The Human Protein Tissue Atlas contains information about the distribution of proteins on human tissues derived from the antibody-based protein profiling from 44 normal human tissues types and mRNA expression data from 37 different normal tissue types.

This dataset is available under CC BY-SA 3.0. Please also see their Disclaimer and Licence & Citation

UCSC Genome Browser: Chromosome, Gene, RNA Transcript, and Genetic Variant Annotations

The UCSC Genome Browser originated from The Human Genome Project in 2000 to share and visualize genome data. It has grown to include an agglomeration of various genome assemblies and annotations. Data Commons includes data annotating chromosomes, genes, RNA transcripts, and genetic variants from the UCSC Genome Browser. The .chrom.sizes.txt files were downloaded from the UCSC Genome Browser Downloads page on August 13, 2019. The NCBI RefSeq files were downloaded from the UCSC Table Browser on August 2, 2019 for the following genome assemblies:

  • ce10
  • ce11
  • danRer10
  • danRer11
  • dm3
  • dm6
  • galGal5
  • galGal6
  • hg19
  • hg38
  • mm9
  • mm10
  • sacCer3
  • xenLae2

The All SNPs files were downloaded from the UCSC Table Browser on August 13, 2019 for the following genome assemblies and dbSNP builds:

  • gaGal5 (dbSNP Build 147)
  • hg19 (dbSNP Build 151)
  • hg38 (dbSNP Build 151)
  • mm9 (dbSNP Build 128)
  • mm10 (dbSNP Build 142)

The annotation data is made freely available under the UCSC Genome Browser terms of use. The UCSC Genome Browser states how to cite use of their data in a journal article publication.

UniProt

Data Commons includes protein sequence and functional information including protein interaction with chemical compounds maintained by the UniProt Consortium.

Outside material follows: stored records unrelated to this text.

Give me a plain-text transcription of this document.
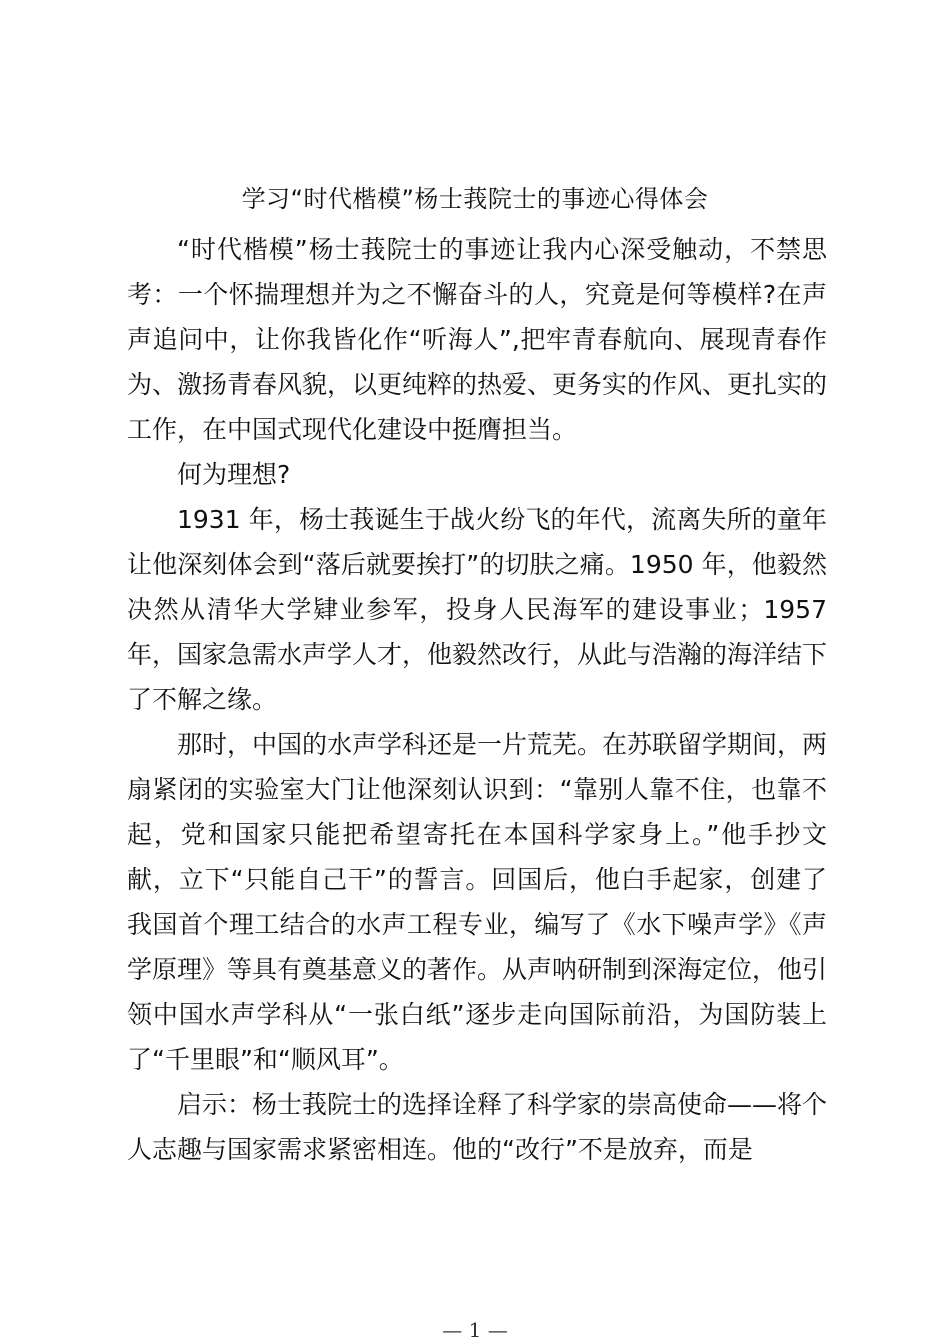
学习“时代楷模”杨士莪院士的事迹心得体会

“时代楷模”杨士莪院士的事迹让我内心深受触动，不禁思考：一个怀揣理想并为之不懈奋斗的人，究竟是何等模样?在声声追问中，让你我皆化作“听海人”,把牢青春航向、展现青春作为、激扬青春风貌，以更纯粹的热爱、更务实的作风、更扎实的工作，在中国式现代化建设中挺膺担当。

何为理想?

1931 年，杨士莪诞生于战火纷飞的年代，流离失所的童年让他深刻体会到“落后就要挨打”的切肤之痛。1950 年，他毅然决然从清华大学肄业参军，投身人民海军的建设事业；1957 年，国家急需水声学人才，他毅然改行，从此与浩瀚的海洋结下了不解之缘。

那时，中国的水声学科还是一片荒芜。在苏联留学期间，两扇紧闭的实验室大门让他深刻认识到：“靠别人靠不住，也靠不起，党和国家只能把希望寄托在本国科学家身上。”他手抄文献，立下“只能自己干”的誓言。回国后，他白手起家，创建了我国首个理工结合的水声工程专业，编写了《水下噪声学》《声学原理》等具有奠基意义的著作。从声呐研制到深海定位，他引领中国水声学科从“一张白纸”逐步走向国际前沿，为国防装上了“千里眼”和“顺风耳”。

启示：杨士莪院士的选择诠释了科学家的崇高使命——将个人志趣与国家需求紧密相连。他的“改行”不是放弃，而是

— 1 —
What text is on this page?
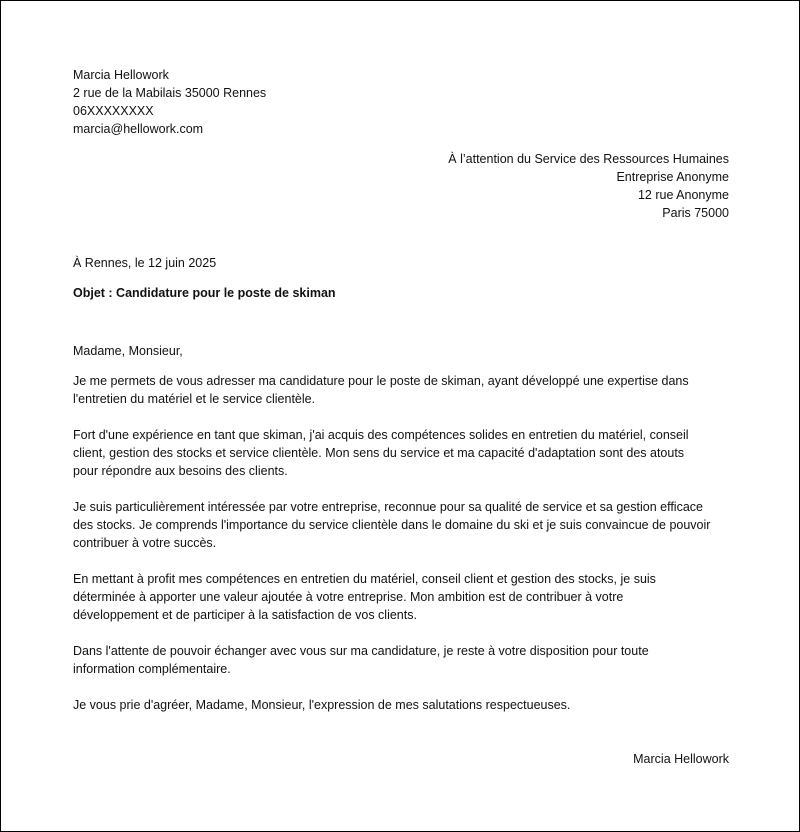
Marcia Hellowork
2 rue de la Mabilais 35000 Rennes
06XXXXXXXX
marcia@hellowork.com
À l’attention du Service des Ressources Humaines
Entreprise Anonyme
12 rue Anonyme
Paris 75000
À Rennes, le 12 juin 2025
Objet : Candidature pour le poste de skiman
Madame, Monsieur,
Je me permets de vous adresser ma candidature pour le poste de skiman, ayant développé une expertise dans
l'entretien du matériel et le service clientèle.
Fort d'une expérience en tant que skiman, j'ai acquis des compétences solides en entretien du matériel, conseil
client, gestion des stocks et service clientèle. Mon sens du service et ma capacité d'adaptation sont des atouts
pour répondre aux besoins des clients.
Je suis particulièrement intéressée par votre entreprise, reconnue pour sa qualité de service et sa gestion efficace
des stocks. Je comprends l'importance du service clientèle dans le domaine du ski et je suis convaincue de pouvoir
contribuer à votre succès.
En mettant à profit mes compétences en entretien du matériel, conseil client et gestion des stocks, je suis
déterminée à apporter une valeur ajoutée à votre entreprise. Mon ambition est de contribuer à votre
développement et de participer à la satisfaction de vos clients.
Dans l'attente de pouvoir échanger avec vous sur ma candidature, je reste à votre disposition pour toute
information complémentaire.
Je vous prie d'agréer, Madame, Monsieur, l'expression de mes salutations respectueuses.
Marcia Hellowork
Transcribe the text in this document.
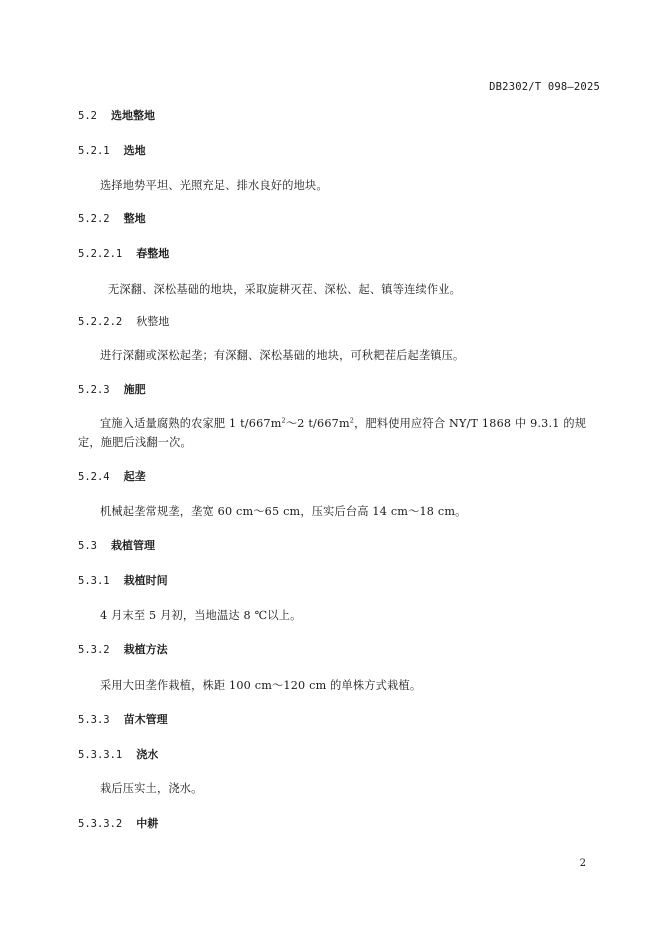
DB2302/T 098—2025
5.2 选地整地
5.2.1 选地
选择地势平坦、光照充足、排水良好的地块。
5.2.2 整地
5.2.2.1 春整地
无深翻、深松基础的地块，采取旋耕灭茬、深松、起、镇等连续作业。
5.2.2.2 秋整地
进行深翻或深松起垄；有深翻、深松基础的地块，可秋耙茬后起垄镇压。
5.2.3 施肥
宜施入适量腐熟的农家肥 1 $t/667m^2\sim 2$ $t/667m^2$，肥料使用应符合 NY/T 1868 中 9.3.1 的规定，施肥后浅翻一次。
5.2.4 起垄
机械起垄常规垄，垄宽 60 cm～65 cm，压实后台高 14 cm～18 cm。
5.3 栽植管理
5.3.1 栽植时间
4 月末至 5 月初，当地温达 8 ℃以上。
5.3.2 栽植方法
采用大田垄作栽植，株距 100 cm～120 cm 的单株方式栽植。
5.3.3 苗木管理
5.3.3.1 浇水
栽后压实土，浇水。
5.3.3.2 中耕
2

The data is made available by the Creative Commons Attribution (CC BY 4.0) License. Further information on UniProt License and Disclaimer can be found here. The UniProt Consortium states how to cite Uniprot data used in a journal article. This data was formatted for Data Commons in part through a collaboration with Dr. Sergio Baranzini’s group at UCSF.

UniProt Controlled Vocabulary of Species

UniProt’s Controlled Vocabulary of Species contains organism species UniProt identification codes, NCBI Taxonomy database identifiers, scientific names, common names, synonyms, and organism kingdoms.

The dataset is available under (CC BY 4.0) license as shown by the UniProt License and Disclaimer.

New York Botanical Garden (NYBG) - C. V. Starr Virtual Herbarium (Collaboration)

C. V. Starr Virtual Herbarium is a public specimen database with photos and detailed records about millions of plants, fungi, and algae.

The COVID Tracking Project

Terms of Use.

Google Community Mobility Reports

  • Google's COVID-19 Community Mobility Reports "chart movement trends over time by geography, across different categories of places such as retail and recreation, groceries and pharmacies, parks, transit stations, workplaces, and residential." Data Commons includes all statistics for countries, US states, and US counties.

Data made publicly available under the standard Google Terms of Service.

Google Health Reconciled COVID-19 Data

  • Google Health reconciles COVID data from The COVID Tracking Project, Johns Hopkins University, California Health and Human Services and makes the reconciled dataset publicly available for research and prediction use via Data Commons.

The New York Times Coronavirus (Covid-19) Data in the United States

  • The New York Times releases cumulative counts of coronavirus cases in the United States at the country, state, and county level, over time. The New York Times compiles this time series data from state and local governments and health departments in an attempt to provide a complete record of the ongoing outbreak. Data Commons imports this data and computes incremental counts for users.

Data made available for non-commercial purposes only with proper citation.

WHO Coronavirus Disease (COVID-19) Dashboard

The World Health Organization publishes national COVID-19 cases and death counts for countries across the world. Data Commons imports this data on a daily basis.

Data made available under CC BY-NC-SA 3.0 IGO.